As far as I know, you cannot modify a Array variable
How come this code run without any error. Is there anything I am missing out here. (It's not about why there is 'L-VALUE REQUIRED' error , it's about why there isn't.)
#include<stdio.h>
int strlens(char *s);
void main(){
char s[]="get me length of this string ";
// s++ ; this would give 'L-VALUE REQUIRED ERROR'
printf("%d",strlens(s));
}
int strlens(char s[]){
int i;
for(i=0; *s!='\0';++i, ++s) ; //++s: there is NO 'L-VALUE REQUIRED ERROR'
return i;
}
A quirk of the C language that is well-known to seasoned C programmers, but trips up new C coders to no end, is that arrays are "pass by reference". Generally speaking, an array name used in most expressions will "decay" to the address of its first element. Functions carry that to an extreme case, where the array syntax in the function parameter is actually an alias for the pointer type itself.
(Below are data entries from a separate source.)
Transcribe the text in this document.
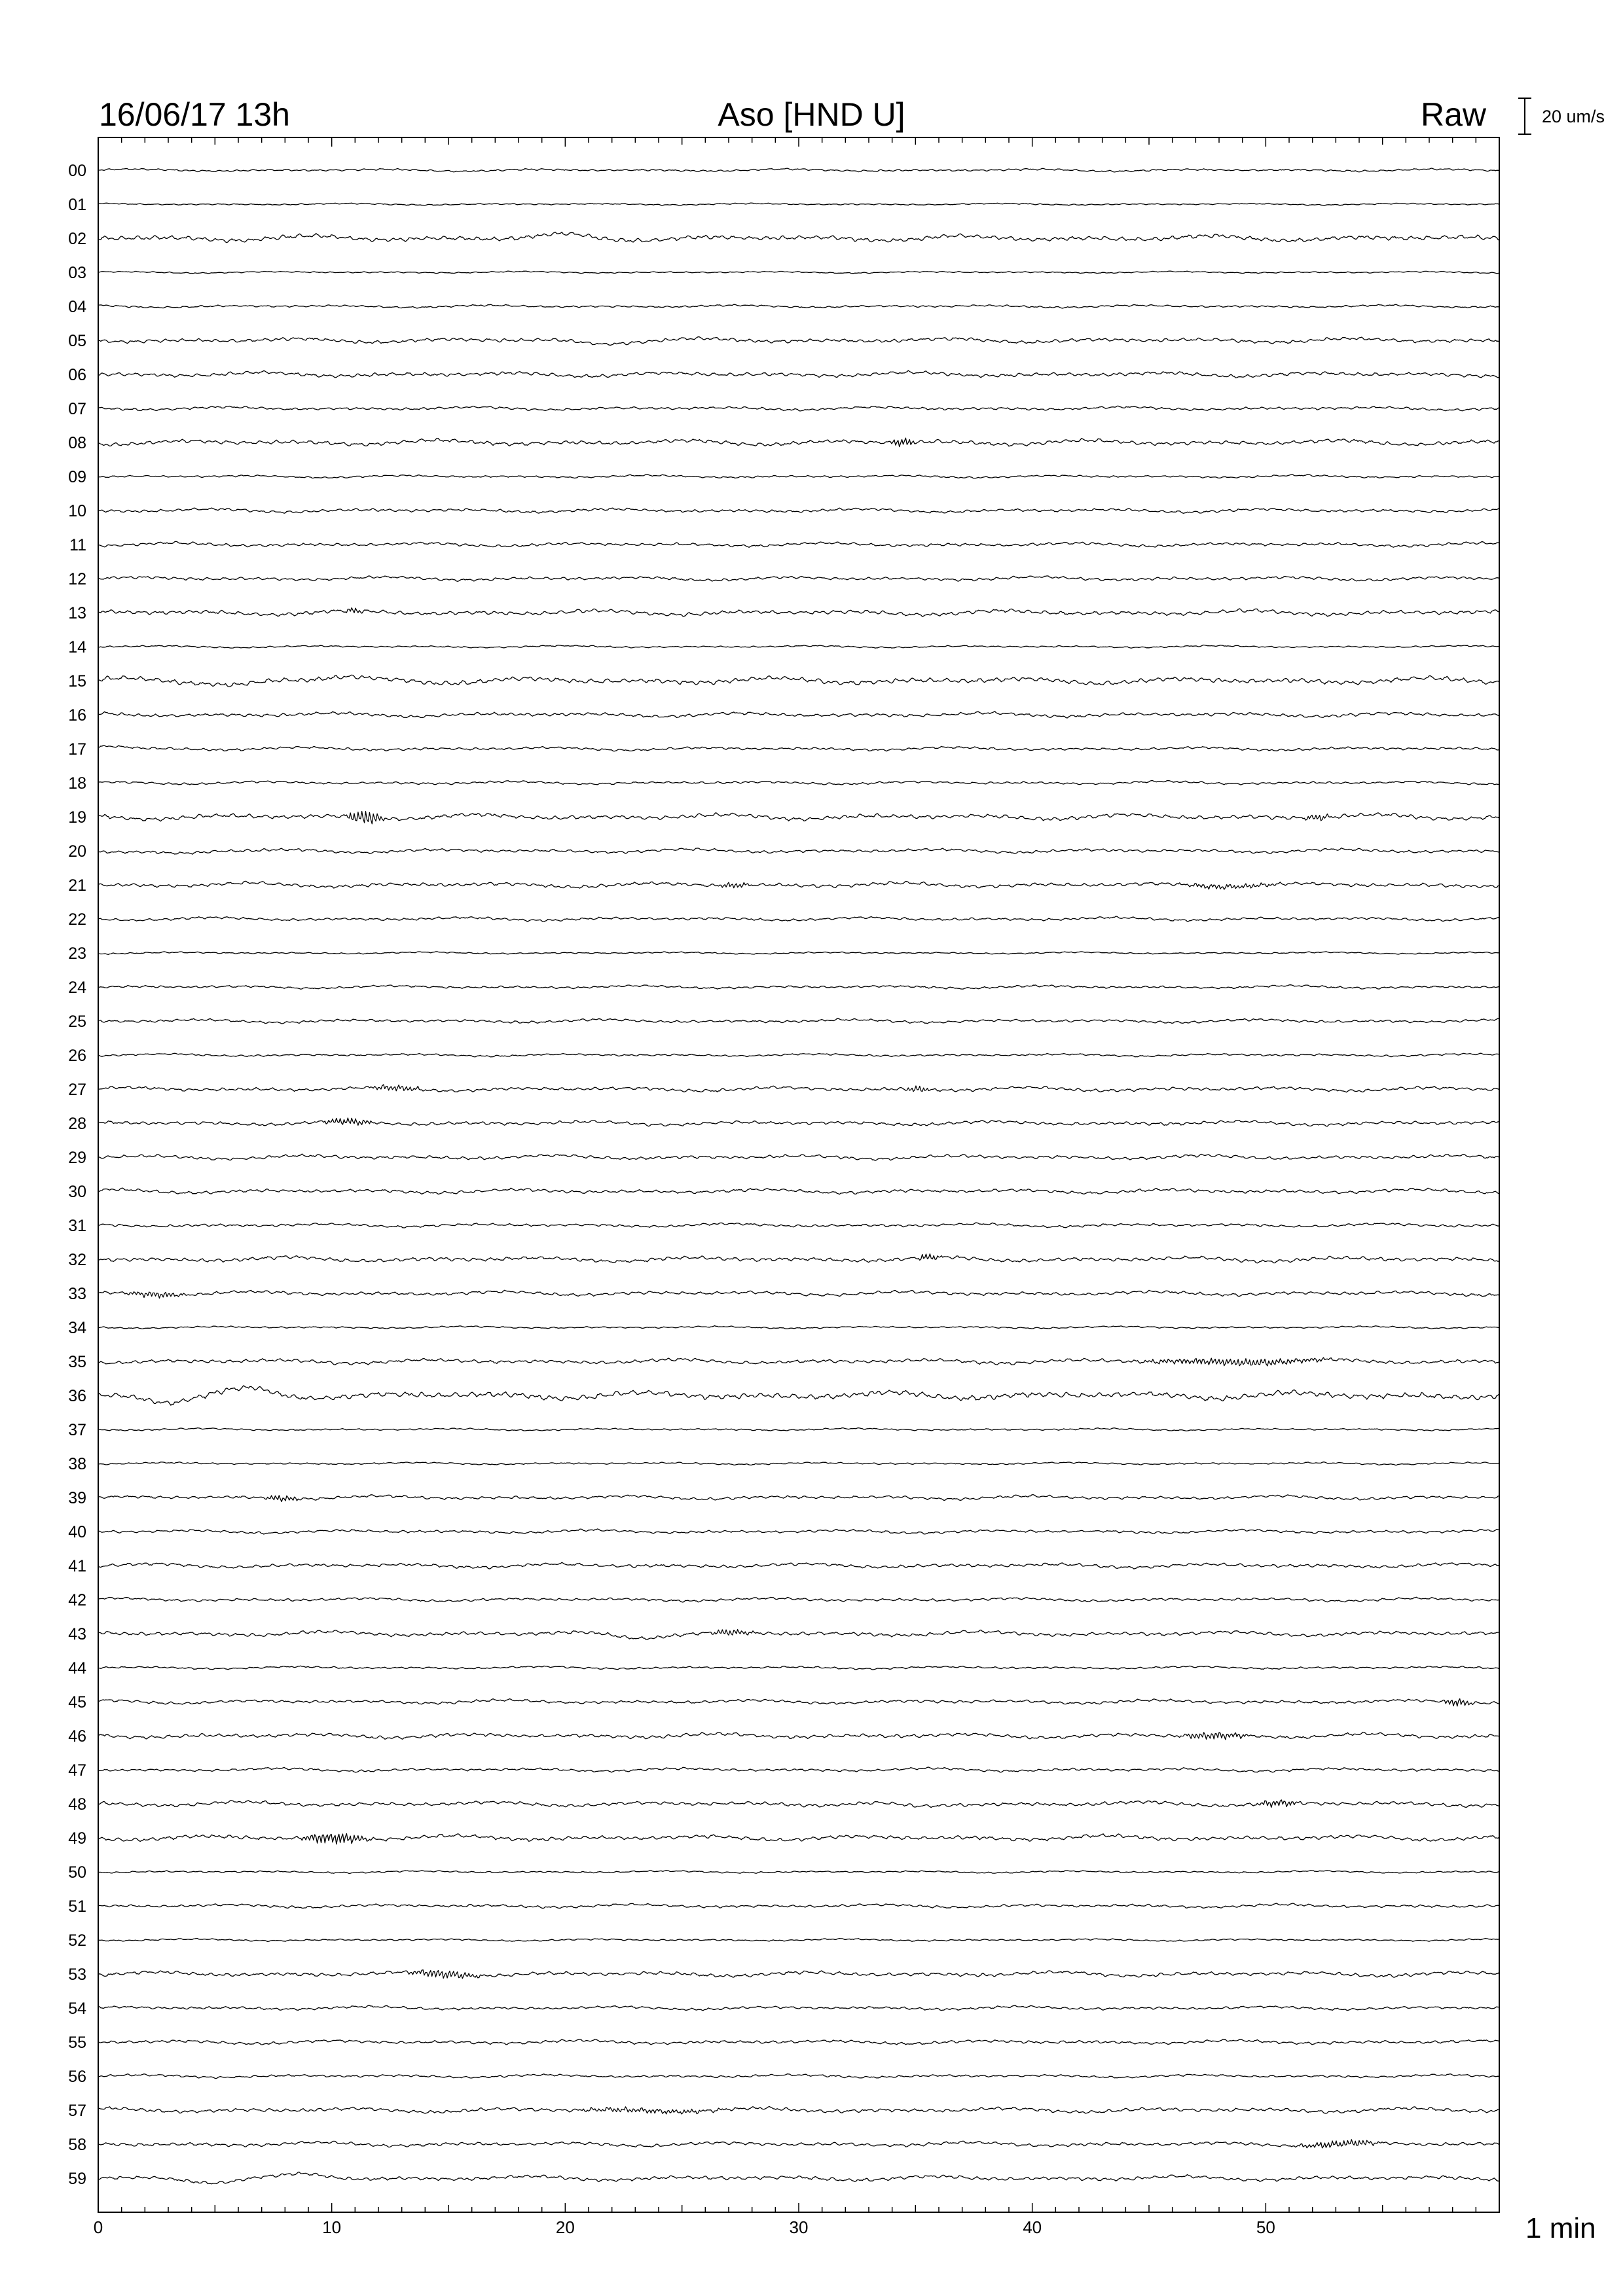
0	10	20	30	40	50
00
01
02
03
04
05
06
07
08
09
10
11
12
13
14
15
16
17
18
19
20
21
22
23
24
25
26
27
28
29
30
31
32
33
34
35
36
37
38
39
40
41
42
43
44
45
46
47
48
49
50
51
52
53
54
55
56
57
58
59
16/06/17 13h	Aso [HND U]	Raw	20 um/s
1 min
This is described in paragraph 7 of c11's §6.7.6.3 Function declarators:
A declaration of a parameter as ‘‘array of type’’ shall be adjusted to ‘‘qualified pointer to type’’, where the type qualifiers (if any) are those specified within the
[
and]
of the array type derivation.
Historically, this quirk was an attempt to maintain behavioral compatibility to C's predecessors, B and BCPL, and efficient structure layout. C's predecessor had a semantic for arrays in that its physical layout was actually a pointer that got dynamically allocated and initialized at runtime. When passed to a procedure, the pointer semantic was a natural adoption. Dennis Ritchie invented the notion of allowing the array syntax represent the actual address of the array, and then maintained the pointer semantic when passed to a function. Thus, the inventor of the C language considered this quirk a novel solution to a real world problem (semantic compatibility).